Message 14 October 2012 PM
People sometimes complain about various things in church.
Someone didn’t greet me, someone spoke against me, someone hurt my feelings.
Sometimes we may even face a little persecution as people scratch our car, or let the tyres down or scream abuse at us just for being a Christian. But compare this with real challenges faced by God’s warriors the early days of the Salvation Army.
In 1865 Booth was in the East End of London, preaching to crowds of people in the streets.
Booth soon realised he had found his destiny, and later in 1865 he and his wife Catherine opened ‘The Christian Revival Society’ in the East End of London, where they held meetings every evening and on Sundays, to share the repentance that salvation can bring through accepting Jesus Christ as Lord and Savior to the poorest and most needy, including alcoholics, criminals and prostitutes. The Christian Revival Society was later renamed The Christian Mission.
TOUGH CONVERTS
At one stage it was hard to find a new convert who hadn’t come out of jail, been a prostitute or a thief or a beggar before turning to Christ. Booth’s converts rarely ever backslid. In the first 16 years of the Salvation Army 250,000 came to Christ in England alone. Their war-cry was “Blood and Fire”
Slowly The Christian Mission began to grow but the work was difficult and Booth would “stumble home night after night haggard with fatigue, often his clothes were torn and bloody bandages swathed his head where a stone had struck”, wrote his wife. Evening meetings were held in an old warehouse where urchins threw stones and fireworks through the window. Outposts were eventually established and in time attracted converts, yet the results were discouraging. The Christian Mission was just one of about 500 charitable and religious groups trying to help the poor and needy in London’s East End.[6]
Booth and his fellow brethren in Christ practised what they preached and performed self-sacrificing Christian and social work, such as opening “Food for the Million” shops (soup kitchens), not caring if they were scoffed at or derided for their work.
MY PARISH
Booth preached inside the pubs in the poverty stricken East End of London.
He was thrown out time and time again. One time after being thrown out of the pub with force and landing in the gutter he was pelted with rotten fruit and eggs.
He took off his hat and held to his chest and looking up to heaven he exclaimed, “Lord I have found my parish”
THE OPPOSITION WAS FIERCE
As troops marched down the street singing and playing their instruments, it was common for people to throw fruit vegetables and even dead cats at the joyful troopers.
In one season of the fiercest opposition Booth commanded his troops in one part of England to stop marching down the street as the rocks thrown by protesters caused great injury to the troopers. They marched all the same and joyfully bore the marks of their persecution.

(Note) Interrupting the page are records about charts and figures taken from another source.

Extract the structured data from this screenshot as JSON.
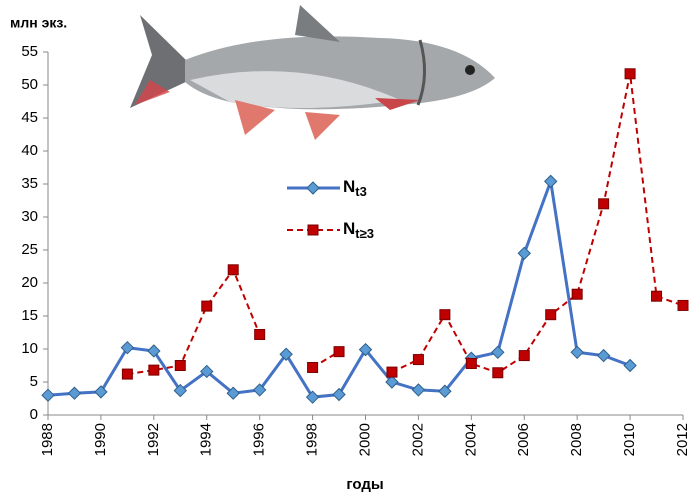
{
  "chart_data": {
    "type": "line",
    "y_label": "млн экз.",
    "x_label": "годы",
    "x": [
      1988,
      1989,
      1990,
      1991,
      1992,
      1993,
      1994,
      1995,
      1996,
      1997,
      1998,
      1999,
      2000,
      2001,
      2002,
      2003,
      2004,
      2005,
      2006,
      2007,
      2008,
      2009,
      2010,
      2011,
      2012
    ],
    "xlim": [
      1988,
      2012
    ],
    "xticks": [
      1988,
      1990,
      1992,
      1994,
      1996,
      1998,
      2000,
      2002,
      2004,
      2006,
      2008,
      2010,
      2012
    ],
    "ylim": [
      0,
      55
    ],
    "yticks": [
      0,
      5,
      10,
      15,
      20,
      25,
      30,
      35,
      40,
      45,
      50,
      55
    ],
    "grid": false,
    "series": [
      {
        "name": "Nt3",
        "color": "#4472c4",
        "marker_color": "#5b9bd5",
        "marker": "diamond",
        "linestyle": "solid",
        "values": [
          3.0,
          3.3,
          3.5,
          10.2,
          9.7,
          3.7,
          6.6,
          3.3,
          3.8,
          9.2,
          2.7,
          3.1,
          9.9,
          5.0,
          3.8,
          3.6,
          8.6,
          9.5,
          24.5,
          35.4,
          9.5,
          9.0,
          7.5,
          null,
          null
        ]
      },
      {
        "name": "Nt≥3",
        "color": "#c00000",
        "marker_color": "#c00000",
        "marker": "square",
        "linestyle": "dashed",
        "values": [
          null,
          null,
          null,
          6.2,
          6.8,
          7.5,
          16.5,
          22.0,
          12.2,
          null,
          7.2,
          9.6,
          null,
          6.5,
          8.4,
          15.2,
          7.8,
          6.4,
          9.0,
          15.2,
          18.3,
          32.0,
          51.7,
          18.0,
          16.6
        ]
      }
    ]
  }
}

When his daughter Evangeline was just 17 years old she went to Paris to preach the gospel with a few other young women. She would go into the pubs to preach but was thrown out over and over again. One night she tried again and they said to her if she did a jig on the bar they would let her preach, so jig she did and followed it up with a fiery sermon in French – her second language.

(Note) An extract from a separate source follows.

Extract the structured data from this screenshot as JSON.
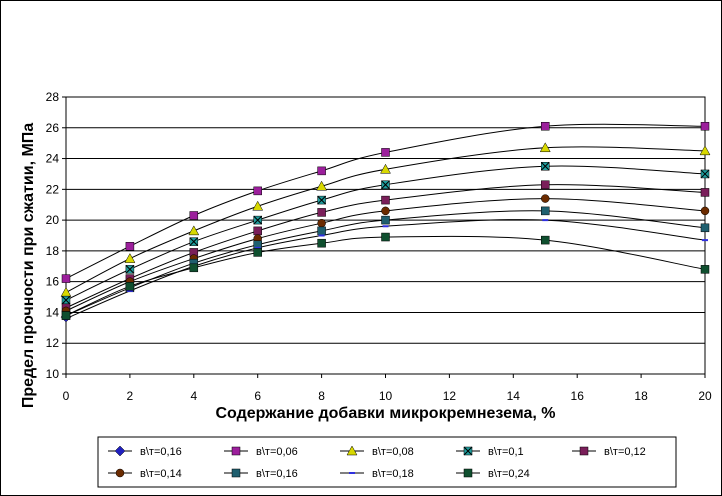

When Booth was starting the Salvation Army God gave him a vision.
Here is a reinactment of the vision God gave him….. http://youtu.be/xOf4Slt7S20
Soon Booth was sending Soldiers out all over the world. George Railton went to America in 1880.
Here is a part of their history on film… http://youtu.be/7coHc9SUcvY 1.40 mins to 5.39 mins
One day in later life General William Booth was walking home, he was tired and old and on passing the bridge near his home he noticed a beggar sleeping under the bridge. Upon reaching home he chastised his oldest son Bramwell Booth who was about 40 for not seeing the beggar earlier and bringing him home for a meal.
Booth had a cry, this is what he lived and this is what he spoke…
I’ll fight
http://youtu.be/j9e0AFcsMyI 1.00 min
When lives like this one inspire us to live for Christ. Don’t be a complainer with tiny little troubles. Don’t think that life is just to be lived for our pleasure, the lost are calling out for help. Don’t be afraid to stand up for Christ, Australians are longing to see real Christians. We serve the same God that William Booth served. He changed the world with passion and service, it’s time for us to do the same.